Discipliner sans arbitraire : protéger le juge pour protéger le citoyen
Enfin, le dernier pilier de son plan aborde la délicate question de la déontologie. Tout en prônant une justice irréprochable, l’avocate souhaite refonder l’architecture de la justice disciplinaire. Son but : garantir aux magistrats poursuivis de véritables droits de la défense et des voies de recours effectives face aux sanctions professionnelles.
Cette proposition soulève une interrogation philosophique et politique majeure : comment exiger l’exemplarité absolue des juges tout en leur offrant des armures juridiques suffisantes contre d’éventuels abus de pouvoir ou règlements de comptes politiques ? Pour elle, un juge terrorisé par sa hiérarchie est un juge incapable de trancher en toute impartialité.

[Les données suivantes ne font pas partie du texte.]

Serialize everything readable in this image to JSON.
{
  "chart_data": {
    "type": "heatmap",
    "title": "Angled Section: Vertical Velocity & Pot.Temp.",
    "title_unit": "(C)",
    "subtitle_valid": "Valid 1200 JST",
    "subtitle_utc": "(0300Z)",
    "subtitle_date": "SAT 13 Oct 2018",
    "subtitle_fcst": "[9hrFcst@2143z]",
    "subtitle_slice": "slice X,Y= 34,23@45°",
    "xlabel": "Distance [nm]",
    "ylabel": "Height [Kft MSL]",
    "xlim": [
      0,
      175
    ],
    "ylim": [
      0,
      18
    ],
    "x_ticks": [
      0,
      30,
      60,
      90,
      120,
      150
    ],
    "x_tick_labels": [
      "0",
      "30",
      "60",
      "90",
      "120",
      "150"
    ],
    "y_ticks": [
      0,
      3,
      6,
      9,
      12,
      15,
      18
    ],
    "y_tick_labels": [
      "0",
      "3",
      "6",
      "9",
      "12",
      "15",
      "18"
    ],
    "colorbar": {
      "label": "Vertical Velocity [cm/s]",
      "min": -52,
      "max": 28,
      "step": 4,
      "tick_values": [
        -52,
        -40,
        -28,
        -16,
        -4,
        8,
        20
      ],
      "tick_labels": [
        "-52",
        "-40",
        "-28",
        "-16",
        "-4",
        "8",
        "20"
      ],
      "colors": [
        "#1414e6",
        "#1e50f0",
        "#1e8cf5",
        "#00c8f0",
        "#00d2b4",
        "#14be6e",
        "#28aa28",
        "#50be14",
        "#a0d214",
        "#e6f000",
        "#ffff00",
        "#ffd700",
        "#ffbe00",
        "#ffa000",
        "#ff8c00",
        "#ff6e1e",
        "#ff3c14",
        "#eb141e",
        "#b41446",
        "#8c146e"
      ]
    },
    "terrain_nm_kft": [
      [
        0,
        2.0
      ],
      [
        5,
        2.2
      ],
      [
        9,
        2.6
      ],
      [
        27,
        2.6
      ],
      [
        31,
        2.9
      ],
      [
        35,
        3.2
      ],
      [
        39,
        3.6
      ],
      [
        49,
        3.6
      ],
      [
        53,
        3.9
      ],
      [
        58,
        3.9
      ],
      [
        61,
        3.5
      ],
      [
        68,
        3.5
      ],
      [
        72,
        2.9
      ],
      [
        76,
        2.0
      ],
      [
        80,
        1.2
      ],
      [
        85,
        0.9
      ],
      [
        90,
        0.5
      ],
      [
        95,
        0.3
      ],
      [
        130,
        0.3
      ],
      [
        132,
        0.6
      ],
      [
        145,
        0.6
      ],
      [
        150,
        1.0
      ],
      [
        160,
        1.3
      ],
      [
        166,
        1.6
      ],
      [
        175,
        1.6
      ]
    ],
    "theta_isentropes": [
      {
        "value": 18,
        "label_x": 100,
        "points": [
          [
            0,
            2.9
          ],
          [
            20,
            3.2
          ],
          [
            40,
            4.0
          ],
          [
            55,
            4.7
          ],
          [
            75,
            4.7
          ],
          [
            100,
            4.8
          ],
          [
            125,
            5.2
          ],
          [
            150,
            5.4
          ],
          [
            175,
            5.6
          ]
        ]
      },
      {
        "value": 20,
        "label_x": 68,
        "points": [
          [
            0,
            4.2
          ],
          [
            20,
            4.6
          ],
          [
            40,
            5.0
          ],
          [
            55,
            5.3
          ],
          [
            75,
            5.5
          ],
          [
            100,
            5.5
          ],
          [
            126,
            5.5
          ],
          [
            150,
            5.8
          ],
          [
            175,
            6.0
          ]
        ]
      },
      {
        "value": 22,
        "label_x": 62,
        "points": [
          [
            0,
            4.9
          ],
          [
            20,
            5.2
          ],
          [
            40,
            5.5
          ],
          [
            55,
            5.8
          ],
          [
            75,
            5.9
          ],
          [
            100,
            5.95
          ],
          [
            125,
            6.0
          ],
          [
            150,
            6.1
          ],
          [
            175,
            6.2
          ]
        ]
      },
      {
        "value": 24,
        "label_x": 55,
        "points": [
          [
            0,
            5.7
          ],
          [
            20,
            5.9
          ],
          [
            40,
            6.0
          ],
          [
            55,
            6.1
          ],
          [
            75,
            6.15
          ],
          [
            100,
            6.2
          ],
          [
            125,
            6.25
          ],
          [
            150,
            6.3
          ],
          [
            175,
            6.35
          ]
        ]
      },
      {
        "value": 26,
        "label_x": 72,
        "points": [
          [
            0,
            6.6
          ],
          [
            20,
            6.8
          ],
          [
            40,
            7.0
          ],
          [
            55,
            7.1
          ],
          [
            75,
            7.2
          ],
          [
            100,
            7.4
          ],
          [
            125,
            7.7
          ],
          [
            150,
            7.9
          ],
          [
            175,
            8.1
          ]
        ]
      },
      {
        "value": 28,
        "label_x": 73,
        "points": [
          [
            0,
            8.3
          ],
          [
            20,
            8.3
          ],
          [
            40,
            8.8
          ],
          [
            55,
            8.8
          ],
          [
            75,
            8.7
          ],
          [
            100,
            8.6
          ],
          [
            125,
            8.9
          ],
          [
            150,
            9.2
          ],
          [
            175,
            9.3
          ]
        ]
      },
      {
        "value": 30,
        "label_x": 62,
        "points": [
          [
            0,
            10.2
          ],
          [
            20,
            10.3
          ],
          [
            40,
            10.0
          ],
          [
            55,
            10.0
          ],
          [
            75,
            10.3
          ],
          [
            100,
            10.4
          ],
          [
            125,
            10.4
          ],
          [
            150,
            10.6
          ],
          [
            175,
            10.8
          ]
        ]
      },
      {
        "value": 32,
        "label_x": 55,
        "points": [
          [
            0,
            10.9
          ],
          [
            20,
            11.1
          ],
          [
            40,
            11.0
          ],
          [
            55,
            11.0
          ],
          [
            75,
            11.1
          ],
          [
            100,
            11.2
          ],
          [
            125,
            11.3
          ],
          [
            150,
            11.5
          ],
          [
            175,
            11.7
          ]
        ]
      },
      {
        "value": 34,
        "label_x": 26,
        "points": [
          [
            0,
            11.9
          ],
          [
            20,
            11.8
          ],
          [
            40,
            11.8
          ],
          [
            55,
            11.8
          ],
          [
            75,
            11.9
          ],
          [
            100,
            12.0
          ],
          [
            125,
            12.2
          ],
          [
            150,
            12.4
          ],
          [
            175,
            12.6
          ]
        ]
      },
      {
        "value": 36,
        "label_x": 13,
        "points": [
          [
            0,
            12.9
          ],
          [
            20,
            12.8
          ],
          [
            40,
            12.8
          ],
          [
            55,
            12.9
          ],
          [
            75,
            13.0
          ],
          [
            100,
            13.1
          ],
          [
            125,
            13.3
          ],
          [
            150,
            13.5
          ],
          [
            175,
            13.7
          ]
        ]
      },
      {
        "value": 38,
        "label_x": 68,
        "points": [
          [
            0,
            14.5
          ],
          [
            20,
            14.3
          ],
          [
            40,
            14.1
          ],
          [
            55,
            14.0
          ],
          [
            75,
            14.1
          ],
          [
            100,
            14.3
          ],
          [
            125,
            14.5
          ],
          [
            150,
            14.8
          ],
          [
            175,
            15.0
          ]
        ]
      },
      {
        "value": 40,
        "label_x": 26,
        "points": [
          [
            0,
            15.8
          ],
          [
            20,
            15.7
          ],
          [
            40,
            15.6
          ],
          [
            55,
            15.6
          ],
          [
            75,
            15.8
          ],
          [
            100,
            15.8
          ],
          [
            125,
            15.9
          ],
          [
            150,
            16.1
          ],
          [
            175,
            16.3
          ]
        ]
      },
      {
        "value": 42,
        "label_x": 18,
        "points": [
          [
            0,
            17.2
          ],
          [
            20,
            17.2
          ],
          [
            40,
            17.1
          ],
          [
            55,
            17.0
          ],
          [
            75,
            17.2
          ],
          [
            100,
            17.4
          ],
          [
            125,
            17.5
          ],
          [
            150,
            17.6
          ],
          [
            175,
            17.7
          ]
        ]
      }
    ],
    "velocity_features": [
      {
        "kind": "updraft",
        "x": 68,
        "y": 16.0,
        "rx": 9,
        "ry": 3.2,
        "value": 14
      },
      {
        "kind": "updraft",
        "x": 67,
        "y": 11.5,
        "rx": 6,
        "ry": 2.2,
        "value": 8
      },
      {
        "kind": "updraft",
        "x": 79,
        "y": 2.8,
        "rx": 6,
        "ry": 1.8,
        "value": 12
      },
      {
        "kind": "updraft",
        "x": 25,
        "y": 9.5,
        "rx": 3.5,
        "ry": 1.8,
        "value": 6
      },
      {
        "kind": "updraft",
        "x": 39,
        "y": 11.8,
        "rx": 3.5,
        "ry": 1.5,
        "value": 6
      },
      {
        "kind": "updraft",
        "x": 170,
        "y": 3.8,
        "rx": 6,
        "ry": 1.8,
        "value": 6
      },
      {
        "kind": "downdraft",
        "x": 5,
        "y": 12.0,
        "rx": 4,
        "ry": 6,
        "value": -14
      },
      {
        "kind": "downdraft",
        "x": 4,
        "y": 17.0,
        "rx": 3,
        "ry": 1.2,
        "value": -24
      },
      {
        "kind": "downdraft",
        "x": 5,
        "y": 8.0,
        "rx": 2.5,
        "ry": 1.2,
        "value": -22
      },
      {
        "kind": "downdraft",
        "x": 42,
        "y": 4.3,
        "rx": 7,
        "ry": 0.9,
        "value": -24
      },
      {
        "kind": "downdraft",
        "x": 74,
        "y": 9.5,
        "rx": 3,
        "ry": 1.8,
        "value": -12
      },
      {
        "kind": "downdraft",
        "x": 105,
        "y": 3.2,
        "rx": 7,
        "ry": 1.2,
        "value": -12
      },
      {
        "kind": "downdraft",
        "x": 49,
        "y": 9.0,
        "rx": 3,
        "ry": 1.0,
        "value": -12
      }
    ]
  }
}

Au-delà des mots, le défi de l’action
Par la densité de ces propositions, Marlène Fabienne Essola Efountame réussit à déplacer habilement les termes du débat national. La question n’est désormais plus de savoir ce qui ne va pas au sein de la justice gabonaise, le constat est unanime, mais plutôt de mesurer le courage politique de l’État de transition. Quelles réformes le pouvoir est-il réellement prêt à acter et à financer pour redonner vie à l’institution ?
« La justice n’est pas un outil de confort gouvernemental, ni un bouc émissaire de circonstance.» Cette formule finale résume à elle seule l’enjeu crucial des prochains mois pour le Gabon : restaurer d’une même main l’autorité défaillante de la justice, sans jamais sacrifier son indépendance sur l’autel de la politique. Le gant est jeté, il attend sa réponse budgétaire.